Four Conditions of Monopolistic Competition
• Many Firms: They do not have high start-up costs. They
can begin selling goods and earning money after a small
initial investment (new firms can join the market quickly)
• Few Artificial Barriers to Entry: Very few barriers to
entry. Patents do not protect against slightly different
products and too many firms do not allow them to work
together to keep others out.
• Little Control Over Price: Each firm’s goods are a little
different so people are willing to pay more for the
difference. Firms have more freedom to raise or lower
their prices. However, if prices rise too high, people will
buy a substitute.
• Differentiated Products: Firms can control their price
because they can differentiate their products from
others.
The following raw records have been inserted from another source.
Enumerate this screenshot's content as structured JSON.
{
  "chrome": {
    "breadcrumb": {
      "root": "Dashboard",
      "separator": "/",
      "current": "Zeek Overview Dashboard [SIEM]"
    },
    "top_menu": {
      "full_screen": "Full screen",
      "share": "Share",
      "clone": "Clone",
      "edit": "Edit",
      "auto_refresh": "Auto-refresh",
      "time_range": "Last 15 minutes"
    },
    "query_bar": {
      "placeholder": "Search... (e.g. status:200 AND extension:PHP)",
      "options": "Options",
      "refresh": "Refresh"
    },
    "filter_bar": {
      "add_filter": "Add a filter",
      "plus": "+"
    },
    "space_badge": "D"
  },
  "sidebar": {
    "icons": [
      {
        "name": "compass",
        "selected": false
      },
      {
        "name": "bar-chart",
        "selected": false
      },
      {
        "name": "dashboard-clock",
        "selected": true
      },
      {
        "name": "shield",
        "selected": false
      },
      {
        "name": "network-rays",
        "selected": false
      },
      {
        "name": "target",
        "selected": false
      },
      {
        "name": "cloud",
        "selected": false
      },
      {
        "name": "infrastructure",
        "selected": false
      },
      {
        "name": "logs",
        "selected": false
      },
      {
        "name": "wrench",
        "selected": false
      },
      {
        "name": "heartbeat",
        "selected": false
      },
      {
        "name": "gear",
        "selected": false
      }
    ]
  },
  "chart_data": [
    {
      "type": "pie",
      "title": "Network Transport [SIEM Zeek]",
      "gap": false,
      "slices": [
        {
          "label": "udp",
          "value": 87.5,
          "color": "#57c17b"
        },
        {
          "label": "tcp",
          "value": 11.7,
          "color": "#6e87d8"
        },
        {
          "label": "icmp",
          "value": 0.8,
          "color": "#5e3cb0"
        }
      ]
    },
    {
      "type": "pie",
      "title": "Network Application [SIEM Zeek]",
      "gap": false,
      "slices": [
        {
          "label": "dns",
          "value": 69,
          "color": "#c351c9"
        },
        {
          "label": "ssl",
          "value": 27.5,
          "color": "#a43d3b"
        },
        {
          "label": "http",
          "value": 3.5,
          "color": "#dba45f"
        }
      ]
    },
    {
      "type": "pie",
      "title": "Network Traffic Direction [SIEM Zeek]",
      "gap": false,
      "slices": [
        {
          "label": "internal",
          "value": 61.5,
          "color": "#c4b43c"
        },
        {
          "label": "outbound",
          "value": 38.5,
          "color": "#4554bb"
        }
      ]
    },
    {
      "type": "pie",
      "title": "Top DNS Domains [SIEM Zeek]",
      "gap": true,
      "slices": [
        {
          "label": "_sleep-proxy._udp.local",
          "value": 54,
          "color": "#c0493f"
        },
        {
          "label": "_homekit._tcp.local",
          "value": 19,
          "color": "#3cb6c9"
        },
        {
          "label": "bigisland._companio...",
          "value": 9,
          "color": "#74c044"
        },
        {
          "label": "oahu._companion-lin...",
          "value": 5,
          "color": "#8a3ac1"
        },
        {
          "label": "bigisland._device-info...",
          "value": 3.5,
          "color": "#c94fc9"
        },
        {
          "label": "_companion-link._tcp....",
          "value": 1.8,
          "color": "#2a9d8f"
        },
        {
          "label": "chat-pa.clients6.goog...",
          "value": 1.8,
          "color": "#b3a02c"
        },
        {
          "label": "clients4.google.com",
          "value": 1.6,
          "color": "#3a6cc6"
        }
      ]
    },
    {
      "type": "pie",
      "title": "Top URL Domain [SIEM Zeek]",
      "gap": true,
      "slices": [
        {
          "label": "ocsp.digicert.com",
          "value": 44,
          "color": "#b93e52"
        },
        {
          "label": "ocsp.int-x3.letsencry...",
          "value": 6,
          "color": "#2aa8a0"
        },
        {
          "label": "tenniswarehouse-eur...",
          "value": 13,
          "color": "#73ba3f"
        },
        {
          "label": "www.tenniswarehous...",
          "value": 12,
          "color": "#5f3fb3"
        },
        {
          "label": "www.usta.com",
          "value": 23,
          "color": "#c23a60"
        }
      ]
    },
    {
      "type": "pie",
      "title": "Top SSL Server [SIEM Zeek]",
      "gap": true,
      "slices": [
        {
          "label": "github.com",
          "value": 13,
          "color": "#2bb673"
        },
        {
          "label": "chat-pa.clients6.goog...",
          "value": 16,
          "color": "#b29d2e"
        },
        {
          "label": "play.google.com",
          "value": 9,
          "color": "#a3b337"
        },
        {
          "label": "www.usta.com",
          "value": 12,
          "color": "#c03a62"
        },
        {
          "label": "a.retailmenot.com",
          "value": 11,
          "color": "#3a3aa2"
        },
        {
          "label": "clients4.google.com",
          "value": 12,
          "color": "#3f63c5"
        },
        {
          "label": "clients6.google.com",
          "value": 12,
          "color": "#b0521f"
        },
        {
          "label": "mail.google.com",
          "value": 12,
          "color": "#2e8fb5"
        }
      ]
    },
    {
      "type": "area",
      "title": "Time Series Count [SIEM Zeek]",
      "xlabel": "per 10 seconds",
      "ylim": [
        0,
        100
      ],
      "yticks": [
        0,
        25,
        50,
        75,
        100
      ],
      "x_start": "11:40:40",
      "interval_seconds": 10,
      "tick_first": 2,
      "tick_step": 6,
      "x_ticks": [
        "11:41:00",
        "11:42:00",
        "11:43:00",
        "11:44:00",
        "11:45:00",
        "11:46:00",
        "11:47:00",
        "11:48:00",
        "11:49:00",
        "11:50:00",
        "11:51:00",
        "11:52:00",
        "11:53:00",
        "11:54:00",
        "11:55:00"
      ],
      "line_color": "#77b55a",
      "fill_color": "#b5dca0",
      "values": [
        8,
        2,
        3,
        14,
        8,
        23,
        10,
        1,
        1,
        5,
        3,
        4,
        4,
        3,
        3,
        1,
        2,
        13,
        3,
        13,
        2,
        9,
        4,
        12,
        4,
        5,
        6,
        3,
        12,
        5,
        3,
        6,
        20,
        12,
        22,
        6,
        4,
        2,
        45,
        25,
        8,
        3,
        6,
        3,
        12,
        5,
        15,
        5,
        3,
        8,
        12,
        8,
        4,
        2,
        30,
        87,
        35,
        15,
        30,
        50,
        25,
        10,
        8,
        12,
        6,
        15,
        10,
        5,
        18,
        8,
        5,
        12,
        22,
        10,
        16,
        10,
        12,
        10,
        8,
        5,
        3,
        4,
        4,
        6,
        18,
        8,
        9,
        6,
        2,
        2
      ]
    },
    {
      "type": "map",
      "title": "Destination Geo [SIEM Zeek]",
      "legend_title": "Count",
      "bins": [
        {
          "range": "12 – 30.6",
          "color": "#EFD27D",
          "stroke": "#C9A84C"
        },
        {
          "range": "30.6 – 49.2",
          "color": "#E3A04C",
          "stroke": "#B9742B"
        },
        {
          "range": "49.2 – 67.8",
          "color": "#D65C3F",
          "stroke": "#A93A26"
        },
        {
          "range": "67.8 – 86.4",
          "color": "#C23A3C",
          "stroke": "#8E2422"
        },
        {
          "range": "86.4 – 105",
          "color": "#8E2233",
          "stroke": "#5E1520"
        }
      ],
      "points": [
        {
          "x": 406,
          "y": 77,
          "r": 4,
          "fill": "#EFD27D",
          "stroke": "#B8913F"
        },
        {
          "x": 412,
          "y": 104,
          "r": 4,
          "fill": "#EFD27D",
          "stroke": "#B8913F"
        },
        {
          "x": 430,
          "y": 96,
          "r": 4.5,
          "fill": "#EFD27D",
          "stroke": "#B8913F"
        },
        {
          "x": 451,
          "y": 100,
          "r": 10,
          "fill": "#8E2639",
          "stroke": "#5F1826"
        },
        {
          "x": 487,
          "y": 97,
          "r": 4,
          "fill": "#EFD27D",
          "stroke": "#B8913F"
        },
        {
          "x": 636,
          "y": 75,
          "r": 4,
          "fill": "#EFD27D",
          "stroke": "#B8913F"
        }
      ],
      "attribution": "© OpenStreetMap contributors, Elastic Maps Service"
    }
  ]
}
The firms can profit from the differences
between his or her products.
Non-Price Competition
• Because products are a little different, non-price
competition is created or competition through
ways other than lower prices.
• Physical Characteristics: Offer a new size, color,
shape, texture, or taste (shoes, pens, cars, etc).
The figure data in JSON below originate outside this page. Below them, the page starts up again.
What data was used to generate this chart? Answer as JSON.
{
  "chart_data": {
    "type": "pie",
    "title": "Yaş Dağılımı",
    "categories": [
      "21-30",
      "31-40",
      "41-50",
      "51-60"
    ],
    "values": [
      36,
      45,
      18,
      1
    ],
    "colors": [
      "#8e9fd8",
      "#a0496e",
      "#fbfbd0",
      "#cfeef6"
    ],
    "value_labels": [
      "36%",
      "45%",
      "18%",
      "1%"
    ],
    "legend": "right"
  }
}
These will model a person’s personality, job,
family, or income.
• Location: Goods can be separated by where they
are sold (gas stations, movie theatres, and
grocery stores).
• Service Level: Firms can charge higher prices if
they offer higher levels of service (restaurants)
• Advertising, Image, Status: Advertising is used to
point out differences (t-shirts)
Prices, Output, and Profit
• Monopolistic competition looks just like perfect competition.
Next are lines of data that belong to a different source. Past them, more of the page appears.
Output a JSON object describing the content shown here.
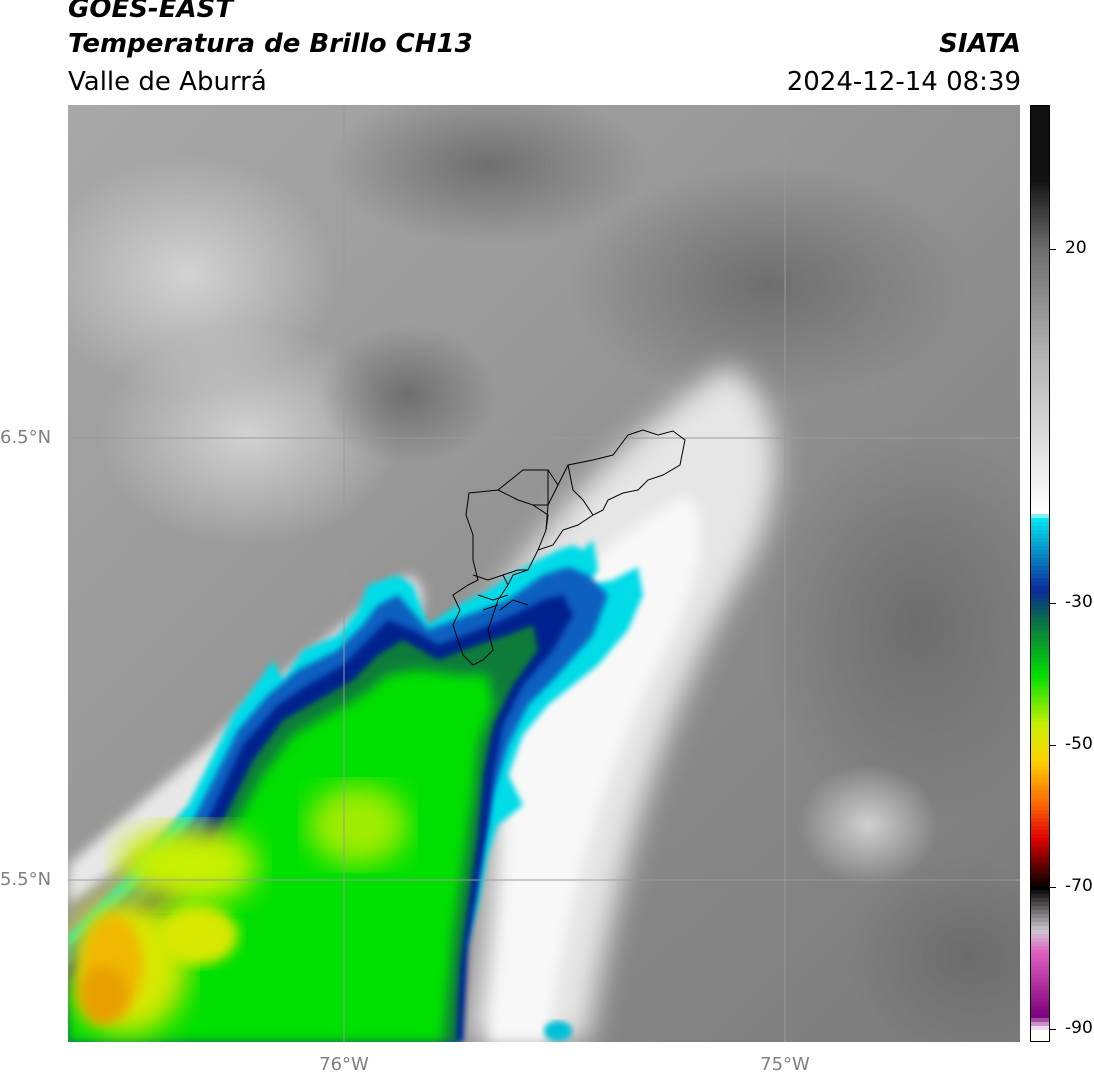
{
  "header": {
    "satellite": "GOES-EAST",
    "product": "Temperatura de Brillo CH13",
    "region": "Valle de Aburrá",
    "organization": "SIATA",
    "datetime": "2024-12-14 08:39"
  },
  "map": {
    "lat_labels": [
      "6.5°N",
      "5.5°N"
    ],
    "lon_labels": [
      "76°W",
      "75°W"
    ],
    "gridline_color": "#9a9a9a",
    "boundary_color": "#000000"
  },
  "colorbar": {
    "labels": [
      "20",
      "-30",
      "-50",
      "-70",
      "-90"
    ],
    "stops": [
      {
        "value": 30,
        "color": "#111111"
      },
      {
        "value": 20,
        "color": "#6e6e6e"
      },
      {
        "value": 5,
        "color": "#b4b4b4"
      },
      {
        "value": -17,
        "color": "#ffffff"
      },
      {
        "value": -18,
        "color": "#00e5f0"
      },
      {
        "value": -28,
        "color": "#0a2a9a"
      },
      {
        "value": -32,
        "color": "#0a6a4a"
      },
      {
        "value": -40,
        "color": "#00e000"
      },
      {
        "value": -47,
        "color": "#c8f000"
      },
      {
        "value": -52,
        "color": "#ffd200"
      },
      {
        "value": -58,
        "color": "#ff6a00"
      },
      {
        "value": -63,
        "color": "#e00000"
      },
      {
        "value": -70,
        "color": "#000000"
      },
      {
        "value": -76,
        "color": "#d0c8d0"
      },
      {
        "value": -79,
        "color": "#e060c0"
      },
      {
        "value": -88,
        "color": "#800080"
      },
      {
        "value": -90,
        "color": "#ffffff"
      }
    ]
  }
}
• Prices: Prices will be higher because firms have some power
to raise prices. However, the ease at which new firms can
enter the market keep prices down (elastic demand).
• Output: In monopolistic competition, firms sell their products
at higher prices than do perfectly competitive firms, but at
lower prices than monopolies
• Profits: The firms earn just enough to cover all of their costs.
If it makes too much profit, a rival firm will work to steal its
competition away, or a new firm will enter the market and
offer a cheap substitute.
• Production Costs and Variety: There will be many firms, each
producing too little output to minimize costs and use
resources efficiently, however, consumers can benefit from
having a wide variety to choose from.
Oligopoly
• A market dominated by a few large firms (if the 4 largest
firms produce 70%-80% of the total output). They can
set prices higher and output lower. Firms include air
travel, cars, breakfast cereals, and household appliances.
• Barriers to Entry: There can be barriers that keep new
firms from entering the market. They can be
technological or they can be created by a system of
government licenses or patents. Also economic realities
of the market discourage competition (Coke and Pepsi).
High start-up costs present additional barriers to entry.
Creates economies of scale (the average cost of
production decreases as output increases). Therefore, 34 firms can reach a profitable level of output before the
market becomes too crowded.
Cooperation and Collusion
• Many times these firms will act like a monopoly. The
government tries to regulate this.
• Price Leaders: can set prices and output for entire
industries as long as other member firms go along with
the leader’s policy. This can also start a price war
(undercutting prices)
• Collusion: an agreement among members of an
oligopoly to illegally set prices and production levels.
One outcome is called price fixing (same or similar
prices)
• Cartel: an agreement by a formal organization of
producers to coordinate prices and production. Illegal
in the US, but OPEC exists internationally. These can
collapse if output levels are controlled, but most try to
produce more (cheat) and prices will eventually fall.